藤井棋聖、逆転に次ぐ逆転でタイトル防衛 年内八冠へまた前進 羽生九段超えのタイトル戦16連勝、最年少での永世位獲得にも王手

藤井聡太棋聖(竜王、名人、叡王、王位、棋王、王将との七冠)に佐々木大地七段が挑んだ第94期棋聖戦五番勝負第4局が18日、新潟市の「高志の宿 高島屋」で指され、84手で藤井棋聖が勝利。対戦成績を3勝1敗として防衛に成功した。

これで藤井棋聖は、タイトル戦の番勝負で負けなしの16連勝。羽生善治九段の15連勝を超え、歴代単独2位の記録となった。1位は故・大山康晴十五世名人の19連勝。

また、棋聖戦は2020年の獲得から4連覇となり、永世棋聖(通算5期)の獲得まであと1期に。これまでの最年少記録は中原誠十六世名人が1971年に永世棋聖位を獲得した23歳11カ月で、藤井棋聖が来期も防衛すれば、史上最年少での永世位獲得となる。

藤井棋聖の2勝1敗で迎えた今局は、先手番の佐々木七段が得意とする相掛かりの戦型に。中盤までは互角のねじり合いが続いたが、徐々に藤井棋聖が優位を築いた。だが終盤、藤井棋聖が飛車取りに香を打ちながら飛車を取らないという手順を進め、AIの評価値では大逆転を許した。形勢不利とみられた藤井棋聖だが、冷静な応手を続け、再び逆転。そこからは圧巻の指し回しで一気に勝負を決めた。

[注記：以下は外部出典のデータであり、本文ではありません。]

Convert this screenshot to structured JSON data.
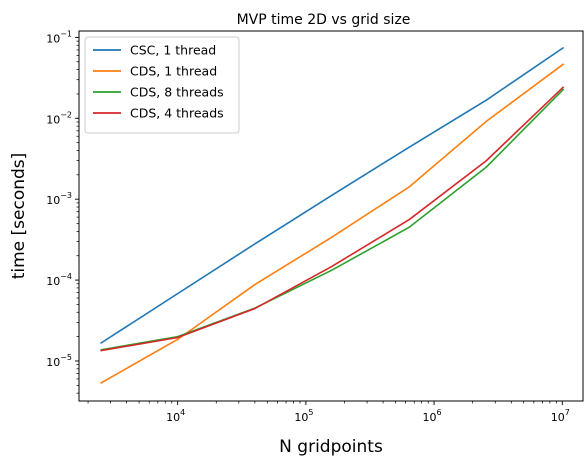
{
  "chart_data": {
    "type": "line",
    "title": "MVP time 2D vs grid size",
    "xlabel": "N gridpoints",
    "ylabel": "time [seconds]",
    "xscale": "log",
    "yscale": "log",
    "xlim": [
      1700,
      14500000
    ],
    "ylim": [
      3.2e-06,
      0.12
    ],
    "xticks": [
      {
        "value": 10000,
        "base": "10",
        "exp": "4"
      },
      {
        "value": 100000,
        "base": "10",
        "exp": "5"
      },
      {
        "value": 1000000,
        "base": "10",
        "exp": "6"
      },
      {
        "value": 10000000,
        "base": "10",
        "exp": "7"
      }
    ],
    "yticks": [
      {
        "value": 1e-05,
        "base": "10",
        "exp": "−5"
      },
      {
        "value": 0.0001,
        "base": "10",
        "exp": "−4"
      },
      {
        "value": 0.001,
        "base": "10",
        "exp": "−3"
      },
      {
        "value": 0.01,
        "base": "10",
        "exp": "−2"
      },
      {
        "value": 0.1,
        "base": "10",
        "exp": "−1"
      }
    ],
    "grid": false,
    "legend_position": "top-left",
    "series": [
      {
        "name": "CSC, 1 thread",
        "color": "#1f77b4",
        "x": [
          2500,
          10000,
          40000,
          160000,
          640000,
          2560000,
          10240000
        ],
        "y": [
          1.65e-05,
          6.8e-05,
          0.00028,
          0.00112,
          0.0044,
          0.0168,
          0.075
        ]
      },
      {
        "name": "CDS, 1 thread",
        "color": "#ff7f0e",
        "x": [
          2500,
          10000,
          40000,
          160000,
          640000,
          2560000,
          10240000
        ],
        "y": [
          5.3e-06,
          1.85e-05,
          8.8e-05,
          0.00034,
          0.00142,
          0.0092,
          0.047
        ]
      },
      {
        "name": "CDS, 8 threads",
        "color": "#2ca02c",
        "x": [
          2500,
          10000,
          40000,
          160000,
          640000,
          2560000,
          10240000
        ],
        "y": [
          1.37e-05,
          2e-05,
          4.5e-05,
          0.000133,
          0.00045,
          0.0025,
          0.023
        ]
      },
      {
        "name": "CDS, 4 threads",
        "color": "#d62728",
        "x": [
          2500,
          10000,
          40000,
          160000,
          640000,
          2560000,
          10240000
        ],
        "y": [
          1.34e-05,
          1.95e-05,
          4.45e-05,
          0.000148,
          0.00056,
          0.003,
          0.0245
        ]
      }
    ]
  }
}
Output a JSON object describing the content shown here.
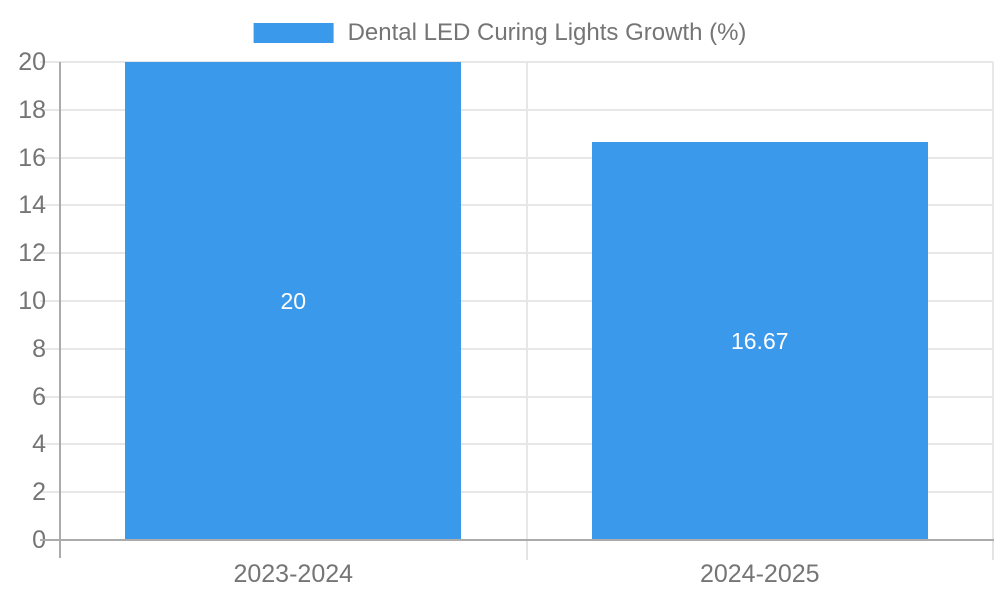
{
  "chart_data": {
    "type": "bar",
    "title": "",
    "legend": {
      "label": "Dental LED Curing Lights Growth (%)",
      "position": "top-center"
    },
    "categories": [
      "2023-2024",
      "2024-2025"
    ],
    "series": [
      {
        "name": "Dental LED Curing Lights Growth (%)",
        "values": [
          20,
          16.67
        ]
      }
    ],
    "bar_value_labels": [
      "20",
      "16.67"
    ],
    "ylabel": "",
    "xlabel": "",
    "ylim": [
      0,
      20
    ],
    "ytick_step": 2,
    "yticks": [
      0,
      2,
      4,
      6,
      8,
      10,
      12,
      14,
      16,
      18,
      20
    ],
    "grid": true,
    "colors": {
      "bar": "#3b99ec",
      "grid": "#e7e7e7",
      "boundary_tick": "#e4e4e4",
      "axis": "#ababab",
      "text": "#757575",
      "bar_label_text": "#ffffff",
      "background": "#ffffff"
    }
  }
}
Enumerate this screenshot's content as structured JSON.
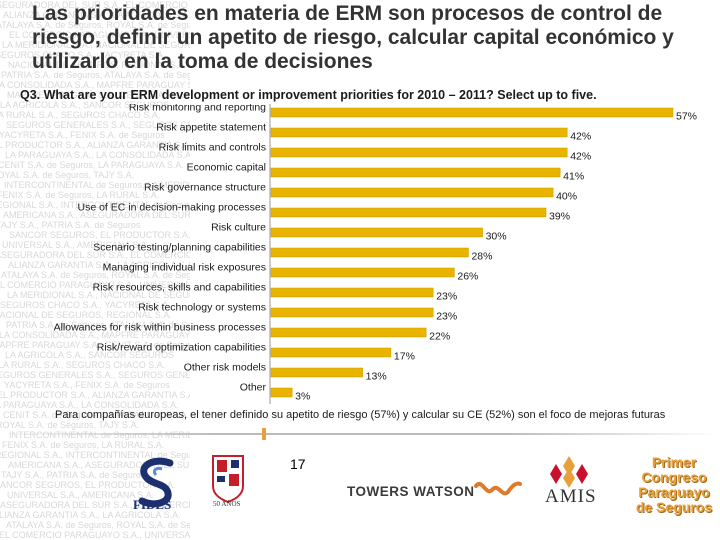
{
  "title": "Las prioridades en materia de ERM son procesos de control de riesgo, definir un apetito de riesgo, calcular capital económico y utilizarlo en la toma de decisiones",
  "question": "Q3. What are your ERM development or improvement priorities for 2010 – 2011? Select up to five.",
  "footnote": "Para compañías europeas, el tener definido su apetito de riesgo (57%) y calcular su CE (52%) son el foco de mejoras futuras",
  "page_number": "17",
  "background_names": [
    "ASEGURADORA DEL SUR S.A.",
    "ALIANZA GARANTIA S.A.",
    "ATALAYA S.A. de Seguros",
    "EL COMERCIO PARAGUAYO S.A.",
    "LA MERIDIONAL S.A.",
    "SEGUROS CHACO S.A.",
    "NACIONAL DE SEGUROS",
    "PATRIA S.A. de Seguros",
    "LA CONSOLIDADA S.A.",
    "MAPFRE PARAGUAY S.A.",
    "LA AGRICOLA S.A.",
    "LA RURAL S.A.",
    "SEGUROS GENERALES S.A.",
    "YACYRETA S.A.",
    "EL PRODUCTOR S.A.",
    "LA PARAGUAYA S.A.",
    "CENIT S.A. de Seguros",
    "ROYAL S.A. de Seguros",
    "INTERCONTINENTAL de Seguros",
    "FENIX S.A. de Seguros",
    "REGIONAL S.A.",
    "AMERICANA S.A.",
    "TAJY S.A.",
    "SANCOR SEGUROS",
    "UNIVERSAL S.A."
  ],
  "logos": {
    "fides": "FIDES",
    "anos": "50 AÑOS",
    "towers_watson": "TOWERS WATSON",
    "amis": "AMIS",
    "congreso": [
      "Primer",
      "Congreso",
      "Paraguayo",
      "de Seguros"
    ]
  },
  "colors": {
    "bar": "#e8b400",
    "bar_edge": "#c99a00",
    "text": "#1a1a1a"
  },
  "chart_data": {
    "type": "bar",
    "orientation": "horizontal",
    "categories": [
      "Risk monitoring and reporting",
      "Risk appetite statement",
      "Risk limits and controls",
      "Economic capital",
      "Risk governance structure",
      "Use of EC in decision-making processes",
      "Risk culture",
      "Scenario testing/planning capabilities",
      "Managing individual risk exposures",
      "Risk resources, skills and capabilities",
      "Risk technology or systems",
      "Allowances for risk within business processes",
      "Risk/reward optimization capabilities",
      "Other risk models",
      "Other"
    ],
    "values": [
      57,
      42,
      42,
      41,
      40,
      39,
      30,
      28,
      26,
      23,
      23,
      22,
      17,
      13,
      3
    ],
    "value_labels": [
      "57%",
      "42%",
      "42%",
      "41%",
      "40%",
      "39%",
      "30%",
      "28%",
      "26%",
      "23%",
      "23%",
      "22%",
      "17%",
      "13%",
      "3%"
    ],
    "xlim": [
      0,
      57
    ],
    "grid": false,
    "legend": "none"
  }
}
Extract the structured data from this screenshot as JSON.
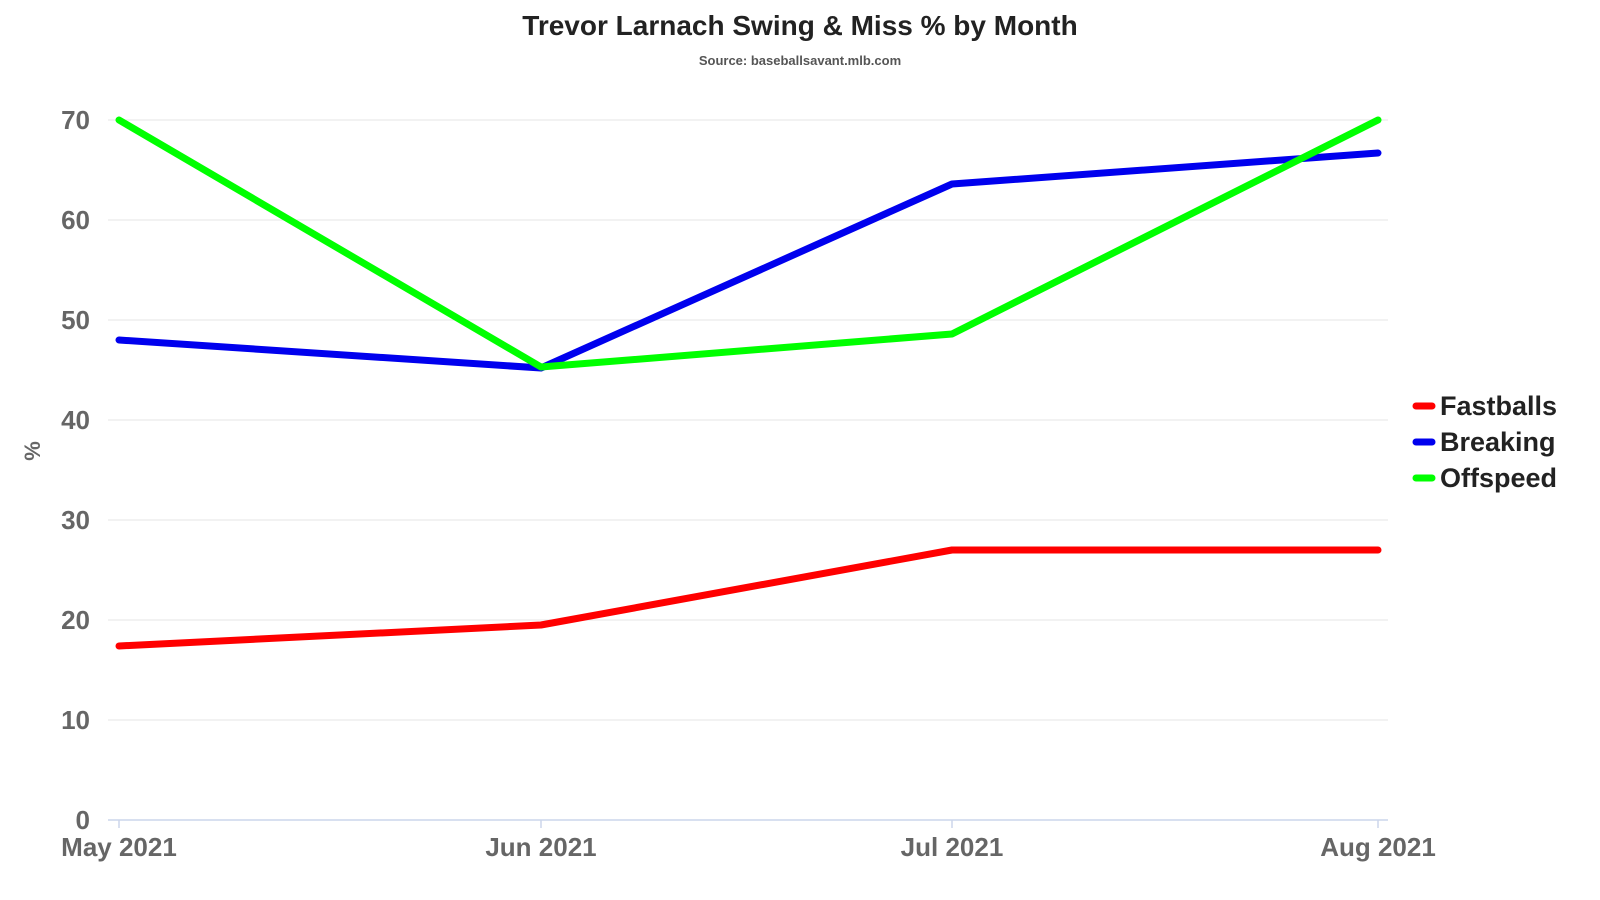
{
  "chart_data": {
    "type": "line",
    "title": "Trevor Larnach Swing & Miss % by Month",
    "subtitle": "Source: baseballsavant.mlb.com",
    "xlabel": "",
    "ylabel": "%",
    "categories": [
      "May 2021",
      "Jun 2021",
      "Jul 2021",
      "Aug 2021"
    ],
    "ylim": [
      0,
      70
    ],
    "yticks": [
      0,
      10,
      20,
      30,
      40,
      50,
      60,
      70
    ],
    "grid": true,
    "legend_position": "right",
    "series": [
      {
        "name": "Fastballs",
        "color": "#ff0000",
        "values": [
          17.4,
          19.5,
          27.0,
          27.0
        ]
      },
      {
        "name": "Breaking",
        "color": "#0000ee",
        "values": [
          48.0,
          45.2,
          63.6,
          66.7
        ]
      },
      {
        "name": "Offspeed",
        "color": "#00ff00",
        "values": [
          70.0,
          45.3,
          48.6,
          70.0
        ]
      }
    ]
  }
}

防衛の局後、藤井棋聖は「積極的に動かれる展開になって、それに対してどう対処するかが分からなくて、ちょっと本譜は思わしくない展開にしてしまったかなと思っていました」と厳しい表情。飛車取りを選ばなかった局面については「ずっと苦しいかなと思っていた。受けが難しい形かなと思っていたので、本譜もちょっと手を渡して勝負しようかなと思いました」と、苦戦を意識した上での〝勝負手〟であったことを明かした。

第4局まで各局、それぞれに苦戦を乗り越えての防衛。19日に21歳の誕生日を迎える藤井棋聖にとって、20歳ラストとなった対局も、鮮やかに逆転で制し「まあ、そのこと(20歳ラスト)は意識していたわけではなかったですけど、最後まで集中して指せたのは良かったかなと」とほほ笑んだ。これで年内八冠独占へ、さらに一歩前進したが、「まずは防衛できたことはうれしく思っていますが、年々内容的には厳しくなっているのかなと思っているので、また実力を高めてこのシリーズを迎えられればと思っています」と足元を見据えつつ、「まだ王位戦のシリーズも続いていますし、王座戦は来月に挑戦者決定戦があるので、今後もしっかりコンディションを整えていい将棋が指せるように頑張っていきたいと思います」と冷静に語った。